Asia to soak up global LNG glut
Weak prices reflect a region awash in supplies. Rising demand will soak up the global surfeit, but not until the 2020s
Although Asia-Pacific is buying less liquefied natural gas at the moment, as big established users consume less, demand for the fuel should rebound with a vengeance early next decade as gas-fired power-generation capacity ramps up and new markets are opened.
Indeed, whatever today's doubts, the longer-term picture still looks rosy. Asia-Pacific could see a 50% increase in LNG demand between 2016 and 2035, according to data from consultancies
Wood Mackenzie and FACTS Global Energy.
Southeast Asian demand could surge by 80% over the same period while consumption growth in South Asia is set for a 70% increase. Much of this will be driven by strong uptake of imported LNG for power generation in Bangladesh, the Philippines, Vietnam and Indonesia; and, to a lesser extent, Malaysia, Pakistan, Thailand, Singapore, India and China.
By contrast, two of Asia-Pacific's largest gas buyers—Japan and South Korea—look set to stabilise their consumption in the coming two decades as economic growth in both countries slows. In Japan, nuclear power is set to re-establish its place in the country's energy mix. In China—the region's other large consumer—LNG imports are expected to rebound, albeit at a slower rate than in previous years as the country's once-steep economic growth trajectory eases off.
Supply-demand: short term
Up to 2023, Asian LNG demand isn't expected to soak up the global LNG supply glut. Rather than cut rates, high-priced LNG suppliers, such as those on Australia's east coast, are likely to reduce LNG offtake until the surplus dissipates, while US suppliers are likely to target Asia to exploit price differentials between the Atlantic and Pacific Basins.
Qatar, Asia's lowest cost supplier, is already responding to buyer needs and undercutting other sellers into the region.
RasGas, which has signed long-term, competitively priced gas-sales agreements with Pakistan, has also renegotiated existing LNG-sales deals with China National Petroleum Corporation and India's Petronet LNG in the past 18 months.

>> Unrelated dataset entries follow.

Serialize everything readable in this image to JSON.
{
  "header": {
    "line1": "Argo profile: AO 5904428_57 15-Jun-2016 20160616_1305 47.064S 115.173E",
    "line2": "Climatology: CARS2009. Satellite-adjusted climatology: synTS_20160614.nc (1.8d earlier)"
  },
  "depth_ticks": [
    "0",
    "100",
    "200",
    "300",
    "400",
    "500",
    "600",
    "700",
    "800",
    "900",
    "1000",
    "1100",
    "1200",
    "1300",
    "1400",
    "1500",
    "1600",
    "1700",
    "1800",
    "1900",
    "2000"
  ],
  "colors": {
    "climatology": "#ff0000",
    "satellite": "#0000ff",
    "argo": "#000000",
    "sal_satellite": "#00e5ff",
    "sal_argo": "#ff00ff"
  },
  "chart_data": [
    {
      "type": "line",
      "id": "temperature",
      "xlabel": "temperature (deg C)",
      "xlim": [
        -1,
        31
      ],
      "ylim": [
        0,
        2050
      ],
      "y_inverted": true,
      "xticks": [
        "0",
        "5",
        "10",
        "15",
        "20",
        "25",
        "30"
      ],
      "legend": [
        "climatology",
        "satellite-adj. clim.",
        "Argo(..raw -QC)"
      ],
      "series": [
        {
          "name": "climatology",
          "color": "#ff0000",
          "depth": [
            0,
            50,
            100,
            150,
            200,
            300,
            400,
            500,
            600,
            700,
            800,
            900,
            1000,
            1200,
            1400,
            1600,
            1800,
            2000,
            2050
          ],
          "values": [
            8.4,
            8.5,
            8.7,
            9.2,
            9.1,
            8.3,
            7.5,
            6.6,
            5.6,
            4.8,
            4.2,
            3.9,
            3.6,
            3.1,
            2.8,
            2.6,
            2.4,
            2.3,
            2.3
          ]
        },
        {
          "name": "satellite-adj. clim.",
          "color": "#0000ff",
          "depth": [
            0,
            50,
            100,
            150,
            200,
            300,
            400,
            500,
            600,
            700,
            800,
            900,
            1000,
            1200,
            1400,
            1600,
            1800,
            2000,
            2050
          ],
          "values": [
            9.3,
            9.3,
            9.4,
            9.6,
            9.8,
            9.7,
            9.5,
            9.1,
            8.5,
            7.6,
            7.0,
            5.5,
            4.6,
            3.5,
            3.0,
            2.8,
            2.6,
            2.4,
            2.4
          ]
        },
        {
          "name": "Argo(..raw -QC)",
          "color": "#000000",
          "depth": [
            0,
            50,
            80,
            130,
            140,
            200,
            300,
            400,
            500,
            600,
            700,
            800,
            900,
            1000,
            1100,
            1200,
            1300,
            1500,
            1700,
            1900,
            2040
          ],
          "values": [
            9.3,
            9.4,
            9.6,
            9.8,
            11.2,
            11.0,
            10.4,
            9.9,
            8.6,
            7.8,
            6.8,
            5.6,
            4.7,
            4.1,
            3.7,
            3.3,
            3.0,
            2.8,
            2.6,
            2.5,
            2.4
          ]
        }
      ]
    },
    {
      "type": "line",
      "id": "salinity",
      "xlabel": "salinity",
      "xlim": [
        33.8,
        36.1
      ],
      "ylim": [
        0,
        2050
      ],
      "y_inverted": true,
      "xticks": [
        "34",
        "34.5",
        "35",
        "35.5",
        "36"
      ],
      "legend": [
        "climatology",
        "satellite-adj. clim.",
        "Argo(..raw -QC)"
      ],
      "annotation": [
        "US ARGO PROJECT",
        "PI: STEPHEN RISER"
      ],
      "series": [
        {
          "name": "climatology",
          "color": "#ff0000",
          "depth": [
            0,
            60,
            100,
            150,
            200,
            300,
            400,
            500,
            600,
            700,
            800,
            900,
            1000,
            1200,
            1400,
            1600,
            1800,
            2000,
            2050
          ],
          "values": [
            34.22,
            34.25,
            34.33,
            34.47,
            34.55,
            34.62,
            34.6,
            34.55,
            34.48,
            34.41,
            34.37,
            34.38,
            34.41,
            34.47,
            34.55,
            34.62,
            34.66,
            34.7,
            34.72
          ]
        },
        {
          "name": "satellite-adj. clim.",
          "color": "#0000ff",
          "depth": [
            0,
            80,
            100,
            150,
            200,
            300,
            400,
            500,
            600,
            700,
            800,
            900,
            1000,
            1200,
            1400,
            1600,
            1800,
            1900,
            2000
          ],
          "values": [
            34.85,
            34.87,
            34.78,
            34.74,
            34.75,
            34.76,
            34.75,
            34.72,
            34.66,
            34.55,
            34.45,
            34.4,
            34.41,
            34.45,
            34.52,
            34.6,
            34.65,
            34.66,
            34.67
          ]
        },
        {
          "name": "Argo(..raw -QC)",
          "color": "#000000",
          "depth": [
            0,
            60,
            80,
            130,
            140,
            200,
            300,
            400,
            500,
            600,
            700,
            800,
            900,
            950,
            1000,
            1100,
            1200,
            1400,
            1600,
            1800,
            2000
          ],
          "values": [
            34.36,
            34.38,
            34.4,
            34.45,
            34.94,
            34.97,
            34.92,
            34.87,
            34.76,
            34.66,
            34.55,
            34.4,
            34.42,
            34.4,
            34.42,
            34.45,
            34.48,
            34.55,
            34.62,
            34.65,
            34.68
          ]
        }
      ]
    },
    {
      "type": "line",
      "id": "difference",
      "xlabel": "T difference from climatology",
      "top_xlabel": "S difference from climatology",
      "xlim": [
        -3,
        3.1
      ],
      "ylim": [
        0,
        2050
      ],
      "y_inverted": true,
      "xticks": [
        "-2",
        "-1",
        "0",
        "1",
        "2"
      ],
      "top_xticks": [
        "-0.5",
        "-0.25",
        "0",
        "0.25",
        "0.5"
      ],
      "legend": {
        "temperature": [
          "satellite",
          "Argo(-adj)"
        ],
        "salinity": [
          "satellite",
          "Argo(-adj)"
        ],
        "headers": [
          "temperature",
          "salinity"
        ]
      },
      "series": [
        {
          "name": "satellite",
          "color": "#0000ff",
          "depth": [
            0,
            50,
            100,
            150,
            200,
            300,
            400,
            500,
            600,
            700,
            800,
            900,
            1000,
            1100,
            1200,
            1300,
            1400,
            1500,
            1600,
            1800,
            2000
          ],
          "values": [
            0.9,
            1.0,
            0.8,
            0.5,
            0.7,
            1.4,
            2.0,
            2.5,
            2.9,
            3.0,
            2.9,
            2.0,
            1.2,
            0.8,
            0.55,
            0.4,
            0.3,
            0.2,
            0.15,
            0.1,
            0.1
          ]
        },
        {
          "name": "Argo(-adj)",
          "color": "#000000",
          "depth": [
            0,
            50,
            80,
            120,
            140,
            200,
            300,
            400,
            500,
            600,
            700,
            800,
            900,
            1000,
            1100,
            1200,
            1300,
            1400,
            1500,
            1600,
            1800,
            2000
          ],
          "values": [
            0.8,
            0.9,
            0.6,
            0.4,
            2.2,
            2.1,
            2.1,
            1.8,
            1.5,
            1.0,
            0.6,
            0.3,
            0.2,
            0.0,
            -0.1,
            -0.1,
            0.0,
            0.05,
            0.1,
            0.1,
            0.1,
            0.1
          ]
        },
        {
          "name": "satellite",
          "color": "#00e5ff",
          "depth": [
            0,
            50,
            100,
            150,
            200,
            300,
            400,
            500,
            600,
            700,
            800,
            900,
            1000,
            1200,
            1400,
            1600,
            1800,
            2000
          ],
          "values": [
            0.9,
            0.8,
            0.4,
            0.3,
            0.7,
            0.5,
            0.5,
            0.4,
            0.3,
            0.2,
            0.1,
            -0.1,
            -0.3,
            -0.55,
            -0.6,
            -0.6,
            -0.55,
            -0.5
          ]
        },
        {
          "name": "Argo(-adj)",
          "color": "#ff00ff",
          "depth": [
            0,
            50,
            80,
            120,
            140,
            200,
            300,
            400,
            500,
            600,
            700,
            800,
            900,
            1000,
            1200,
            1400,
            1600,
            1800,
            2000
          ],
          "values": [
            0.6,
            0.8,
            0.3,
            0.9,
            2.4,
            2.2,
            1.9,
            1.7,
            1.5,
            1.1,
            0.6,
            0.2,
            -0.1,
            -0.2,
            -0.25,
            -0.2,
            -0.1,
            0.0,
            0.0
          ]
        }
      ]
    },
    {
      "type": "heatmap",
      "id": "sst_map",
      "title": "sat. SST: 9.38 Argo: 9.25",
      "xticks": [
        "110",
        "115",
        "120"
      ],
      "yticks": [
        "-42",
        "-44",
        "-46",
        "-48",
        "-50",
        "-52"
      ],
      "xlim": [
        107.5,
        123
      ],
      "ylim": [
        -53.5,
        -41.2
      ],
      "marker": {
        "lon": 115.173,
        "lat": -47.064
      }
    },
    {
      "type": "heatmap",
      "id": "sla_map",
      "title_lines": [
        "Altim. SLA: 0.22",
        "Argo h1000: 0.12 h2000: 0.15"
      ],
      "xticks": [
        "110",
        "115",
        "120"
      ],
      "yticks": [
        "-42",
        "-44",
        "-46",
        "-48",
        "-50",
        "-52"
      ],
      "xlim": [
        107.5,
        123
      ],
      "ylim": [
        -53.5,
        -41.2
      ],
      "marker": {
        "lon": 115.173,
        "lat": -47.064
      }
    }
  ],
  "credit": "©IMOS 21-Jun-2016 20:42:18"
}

Japan is wrecking the long-held view that Asian buyers are willing to pay high, oil-indexed prices for LNG to safeguard security of supply. A test case is making its way through Japanese courts to challenge the destination clause in long-term LNG supply contracts. A decision is due in late-2017 and will have far-reaching ramifications for the liquidity of the nascent Asian LNG spot market and for exporters.
The availability of excess LNG volumes—even those assigned under long-term contracts—should put short-term pressure on both spot and contract prices while also kick-starting the region's spot trading markets. The increase in spot volumes being traded by independents such as
Vitol, Glencore and Trafigura in Asia-Pacific, as well as the interest being placed on establishing dedicated LNG trading exchanges in Singapore by GLX and others, indicates the regional growth potential for LNG trading.
Supply-demand: long-term Post-2023, LNG demand is set to exceed supply globally, particularly in Asia-Pacific, where gas use will see the most growth—leaving the potential for a price surge if today's glut deters developers from sanctioning new projects.
The main growth drivers up to 2023 will be the switch from coal to gas-fired power generation, declining indigenous gas production and, in some countries such as Indonesia, a lack of new discoveries coupled with rising gas use. In northeast Asia, growth in LNG demand up to 2023 will be led largely by China as it reduces coal-fired power capacity to meet emissions-reduction targets.
In south and southeast Asia, Thailand will initially drive LNG demand growth, followed by Indonesia and Malaysia further out. India and Thailand will both step up LNG imports to offset falling gas production, while Indonesia will mirror China in growing gas-fired power's share of total generation capacity. Indonesia's
Pertamina has estimated that LNG demand will rise by up to 5% annually as domestic gas supply due to ageing fields.
India, Vietnam, Bangladesh, Pakistan, Malaysia, Indonesia, Thailand and Singapore combined could import between 150bn cubic metres and 200bn cm a year of LNG by 2030 alone, compared with under 50bn cm/y at present. Of the 13 Asian nations forecast to import LNG in the coming decades only Japan will see a drop-off in demand between 2016 and 2035, of around 25%.
For smaller gas markets like Thailand, Singapore, Malaysia and Bangladesh, the deployment of floating regasification and storage units (FSRUs) is providing new entrants with access to LNG supply. In Asia-Pacific, the growth of FSRUs has been modest so far—deployed on a small scale in China, Indonesia and Pakistan, with India and the Philippines expected to commission further facilities soon—but is expected to pick up.
Just one note of caution. The big unknown for Asian gas demand is the impact that falling costs and the growth in uptake of renewable-power generation, electric vehicles and battery storage will have on LNG demand. While such evolving technologies are unlikely to entirely unseat consumption of seaborne gas, they could temper its scale and pace.